El anteproyecto de ley del suelo establece tres instrumentos de ordenación supramunicipal: el Plan Regional de Ordenación Territorial, que vincula al planeamiento municipal; las Normas Urbanísticas regionales, que el Gobierno aprobará por decreto y orientarán la redacción del planeamiento municipal, y las Normas de Aplicación Directa que no son sólo aplicables en defecto de plan general, sino que vinculan también a los planes generales. A través de estos tres instrumentos de ordenación, se invaden diversas competencias municipales. Por ejemplo, la localización de infraestructuras y equipamientos de carácter regional se considera en el borrador vinculante para el ayuntamiento, cuando la Ley de Ordenación del Territorio de 1990, que se va a derogar, permite el planteamiento de alternativas que no lesionen los intereses municipales.

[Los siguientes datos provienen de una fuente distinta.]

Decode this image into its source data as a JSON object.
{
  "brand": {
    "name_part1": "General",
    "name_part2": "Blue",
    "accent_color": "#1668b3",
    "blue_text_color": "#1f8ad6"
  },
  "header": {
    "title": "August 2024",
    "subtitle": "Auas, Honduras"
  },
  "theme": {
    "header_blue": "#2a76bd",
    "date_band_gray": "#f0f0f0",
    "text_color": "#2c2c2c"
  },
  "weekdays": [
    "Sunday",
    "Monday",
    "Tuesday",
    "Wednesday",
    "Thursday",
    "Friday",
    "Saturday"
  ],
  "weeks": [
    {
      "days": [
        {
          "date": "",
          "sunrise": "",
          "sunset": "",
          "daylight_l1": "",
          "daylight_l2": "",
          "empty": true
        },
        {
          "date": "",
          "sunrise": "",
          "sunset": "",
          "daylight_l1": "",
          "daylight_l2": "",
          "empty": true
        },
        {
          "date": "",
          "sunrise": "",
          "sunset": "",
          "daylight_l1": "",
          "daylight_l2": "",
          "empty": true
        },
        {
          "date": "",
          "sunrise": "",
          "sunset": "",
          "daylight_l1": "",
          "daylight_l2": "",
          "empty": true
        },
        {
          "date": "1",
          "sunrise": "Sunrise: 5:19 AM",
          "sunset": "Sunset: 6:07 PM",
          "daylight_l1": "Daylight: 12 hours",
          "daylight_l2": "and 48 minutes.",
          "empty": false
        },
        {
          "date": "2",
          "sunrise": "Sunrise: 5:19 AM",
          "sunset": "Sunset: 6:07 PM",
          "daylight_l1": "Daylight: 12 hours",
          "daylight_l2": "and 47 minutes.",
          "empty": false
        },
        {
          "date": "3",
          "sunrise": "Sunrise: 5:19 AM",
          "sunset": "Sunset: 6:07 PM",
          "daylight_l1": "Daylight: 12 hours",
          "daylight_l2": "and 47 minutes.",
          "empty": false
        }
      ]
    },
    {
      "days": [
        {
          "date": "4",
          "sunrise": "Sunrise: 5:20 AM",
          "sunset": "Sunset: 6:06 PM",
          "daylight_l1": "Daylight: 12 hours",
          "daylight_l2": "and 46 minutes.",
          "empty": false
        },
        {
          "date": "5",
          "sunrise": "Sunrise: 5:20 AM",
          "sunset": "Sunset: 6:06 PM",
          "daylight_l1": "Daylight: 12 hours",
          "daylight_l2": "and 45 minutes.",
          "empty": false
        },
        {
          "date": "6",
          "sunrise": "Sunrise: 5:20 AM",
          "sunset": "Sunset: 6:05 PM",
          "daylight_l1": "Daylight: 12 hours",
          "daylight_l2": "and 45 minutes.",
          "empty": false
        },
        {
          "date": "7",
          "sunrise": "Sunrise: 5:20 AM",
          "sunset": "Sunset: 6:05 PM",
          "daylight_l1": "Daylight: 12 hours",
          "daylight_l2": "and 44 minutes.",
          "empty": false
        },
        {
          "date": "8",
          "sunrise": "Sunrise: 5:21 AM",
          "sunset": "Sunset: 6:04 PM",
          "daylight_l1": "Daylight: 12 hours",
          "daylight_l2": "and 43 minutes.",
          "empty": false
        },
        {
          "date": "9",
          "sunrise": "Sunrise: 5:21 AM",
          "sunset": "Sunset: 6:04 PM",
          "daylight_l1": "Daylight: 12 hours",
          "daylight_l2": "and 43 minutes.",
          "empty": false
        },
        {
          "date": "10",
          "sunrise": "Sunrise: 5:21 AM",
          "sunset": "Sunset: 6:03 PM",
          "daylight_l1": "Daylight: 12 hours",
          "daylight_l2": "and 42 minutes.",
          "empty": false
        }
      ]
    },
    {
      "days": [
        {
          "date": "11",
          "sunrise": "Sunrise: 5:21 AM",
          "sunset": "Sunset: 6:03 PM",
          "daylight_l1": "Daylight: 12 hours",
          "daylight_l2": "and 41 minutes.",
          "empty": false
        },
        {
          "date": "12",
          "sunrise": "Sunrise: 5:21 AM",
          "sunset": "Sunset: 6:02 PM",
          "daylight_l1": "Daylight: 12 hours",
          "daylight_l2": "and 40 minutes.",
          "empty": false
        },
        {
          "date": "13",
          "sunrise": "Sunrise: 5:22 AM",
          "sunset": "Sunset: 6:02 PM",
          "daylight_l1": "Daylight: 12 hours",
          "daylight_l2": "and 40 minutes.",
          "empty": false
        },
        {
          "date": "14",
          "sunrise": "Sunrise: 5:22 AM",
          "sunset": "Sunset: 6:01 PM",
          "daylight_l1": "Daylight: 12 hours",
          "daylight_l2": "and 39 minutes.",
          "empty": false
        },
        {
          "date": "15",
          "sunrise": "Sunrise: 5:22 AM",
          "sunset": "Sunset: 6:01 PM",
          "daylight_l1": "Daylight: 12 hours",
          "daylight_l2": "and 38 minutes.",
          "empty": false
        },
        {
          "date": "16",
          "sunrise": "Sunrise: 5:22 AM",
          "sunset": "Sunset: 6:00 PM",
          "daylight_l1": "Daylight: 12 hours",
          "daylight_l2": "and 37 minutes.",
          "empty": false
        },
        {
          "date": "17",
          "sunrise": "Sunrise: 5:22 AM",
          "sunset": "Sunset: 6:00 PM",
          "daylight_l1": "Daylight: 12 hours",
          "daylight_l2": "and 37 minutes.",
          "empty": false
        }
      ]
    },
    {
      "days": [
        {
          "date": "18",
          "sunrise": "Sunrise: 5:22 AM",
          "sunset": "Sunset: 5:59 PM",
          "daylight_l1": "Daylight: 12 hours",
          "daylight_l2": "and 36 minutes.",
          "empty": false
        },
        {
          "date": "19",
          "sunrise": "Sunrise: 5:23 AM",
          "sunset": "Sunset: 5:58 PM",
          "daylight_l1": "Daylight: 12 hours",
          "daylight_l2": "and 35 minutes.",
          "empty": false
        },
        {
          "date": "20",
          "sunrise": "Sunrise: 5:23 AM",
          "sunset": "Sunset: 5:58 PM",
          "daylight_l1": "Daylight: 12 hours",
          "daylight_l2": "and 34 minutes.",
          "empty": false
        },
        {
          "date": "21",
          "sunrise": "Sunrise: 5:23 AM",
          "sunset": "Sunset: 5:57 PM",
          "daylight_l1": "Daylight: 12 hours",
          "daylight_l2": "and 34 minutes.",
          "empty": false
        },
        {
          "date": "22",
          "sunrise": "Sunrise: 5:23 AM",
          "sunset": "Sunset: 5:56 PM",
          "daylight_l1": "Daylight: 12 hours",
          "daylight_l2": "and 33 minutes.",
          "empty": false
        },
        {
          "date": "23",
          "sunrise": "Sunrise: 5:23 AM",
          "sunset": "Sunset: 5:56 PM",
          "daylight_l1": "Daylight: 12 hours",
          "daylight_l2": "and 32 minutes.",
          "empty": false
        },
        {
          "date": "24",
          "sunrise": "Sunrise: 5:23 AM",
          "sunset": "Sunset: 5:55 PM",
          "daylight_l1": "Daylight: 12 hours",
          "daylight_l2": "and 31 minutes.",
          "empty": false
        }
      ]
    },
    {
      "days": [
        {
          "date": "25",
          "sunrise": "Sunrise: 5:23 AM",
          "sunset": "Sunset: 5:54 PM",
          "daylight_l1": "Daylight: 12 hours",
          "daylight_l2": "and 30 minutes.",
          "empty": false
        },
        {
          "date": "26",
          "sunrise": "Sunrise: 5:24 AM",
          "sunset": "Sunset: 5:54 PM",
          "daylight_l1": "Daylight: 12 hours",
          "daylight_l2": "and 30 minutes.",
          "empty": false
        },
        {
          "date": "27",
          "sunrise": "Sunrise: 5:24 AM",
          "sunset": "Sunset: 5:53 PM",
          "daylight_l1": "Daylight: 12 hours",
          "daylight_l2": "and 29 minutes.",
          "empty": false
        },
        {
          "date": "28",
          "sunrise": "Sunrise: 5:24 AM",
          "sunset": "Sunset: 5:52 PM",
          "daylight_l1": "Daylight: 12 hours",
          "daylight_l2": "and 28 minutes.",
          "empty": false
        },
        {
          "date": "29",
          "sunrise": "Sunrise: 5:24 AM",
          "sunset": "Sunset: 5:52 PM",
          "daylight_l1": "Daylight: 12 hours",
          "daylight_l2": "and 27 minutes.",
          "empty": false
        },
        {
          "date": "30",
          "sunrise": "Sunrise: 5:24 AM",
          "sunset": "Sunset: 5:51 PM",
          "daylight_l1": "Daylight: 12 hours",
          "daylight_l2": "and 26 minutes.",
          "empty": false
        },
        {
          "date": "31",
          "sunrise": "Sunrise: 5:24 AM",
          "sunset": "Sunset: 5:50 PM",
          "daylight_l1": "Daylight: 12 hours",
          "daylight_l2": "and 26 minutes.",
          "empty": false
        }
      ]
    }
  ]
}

Sin embargo, son las normas de aplicación directa las que más constriñen la autonomía municipal. En ellas se regulan cuestiones tan variada como la protección del medio ambiente, el entorno cultural, la protección del paisaje, las pantallas vegetales, las distancias, las alturas y volúmenes, edificabilidad, densidades y ocupación, espacios libres y equipamientos de sistemas generales y locales. Además, se incluyen en ellas conceptos que generan cierta inseguridad jurídica como el “equilibrio de usos” o la referencia a que se eviten diseños que hagan monótona la ciudad. La concreción llega hasta el extremo de establecer que los espacios libres y los equipamientos deben localizarse en el centro del suelo urbano consolidado. Todas estas normas de aplicación directa son de preferente aplicación a los planes generales, con excepción de lo relativo a las distancias, alturas y volúmenes.

Desconfianza del legislador

“La Consejería ha hecho una ley de máximos para ahorrarse reglamentos –opina el presidente del Colegio de Aparejadores, Miguel Angel Berrazueta–. Debería haber sido una ley de mínimos y dejar a los ayuntamientos campo de decisión. Esta ley”, concluye el representante de los aparejadores, “no se fía de los políticos”.
En el informe del Colegio de Arquitectos se señala también la “gran desconfianza” que parece sentir el legislador hacia el resultado de los futuros planeamientos y de las construcciones que de ellos se deriven, por lo que desciende en muchas ocasiones a detalles normativos impropios de una ley de este rango. Como ejemplo, los arquitectos destacan la insistencia por controlar desde la ley el resultado estético de las obras construidas. En opinión de este colectivo, una vez enunciada la obligación de que las nuevas construcciones respeten el entorno cultural y ambiental donde se ubiquen, debería ser el planeamiento y la normativa municipal quienes exigieran el cumplimiento de los principios legales.
La Federación de Municipios Cántabros ha expresado también su deseo de que se modifiquen las normas de ordenación supramunicipal en un sentido más respetuoso con las tradicionales competencias de los ayuntamientos.
En lo que sí ha existido consenso es en valorar positivamente la unificación en un sólo texto legal de las cuestiones de urbanismo y de las de ordenación del territorio, siguiendo el modelo aplicado en otras comunidades uniprovinciales como Navarra y La Rioja. En Cantabria esa normativa está dispersa en cuatro leyes diferentes (Ley de Ordenación del Territorio de 1990, Ley de Constitución de Reservas Regionales, Ley de Usos del Suelo en el Medio Rural y Ley de Medidas Urgentes en Materia de Suelo y Ordenación Urbana). La aplicación de una sola normativa en la que se contemplen tanto los aspectos estrictamente urbanísticos como los que tienen que ver con la vertebración del territorio, quizá haga posible que Cantabria aborde, de una vez por todas, la definición de un modelo de ordenación territorial, enunciado en una ley, la de 1990, que nunca fue desarrollada.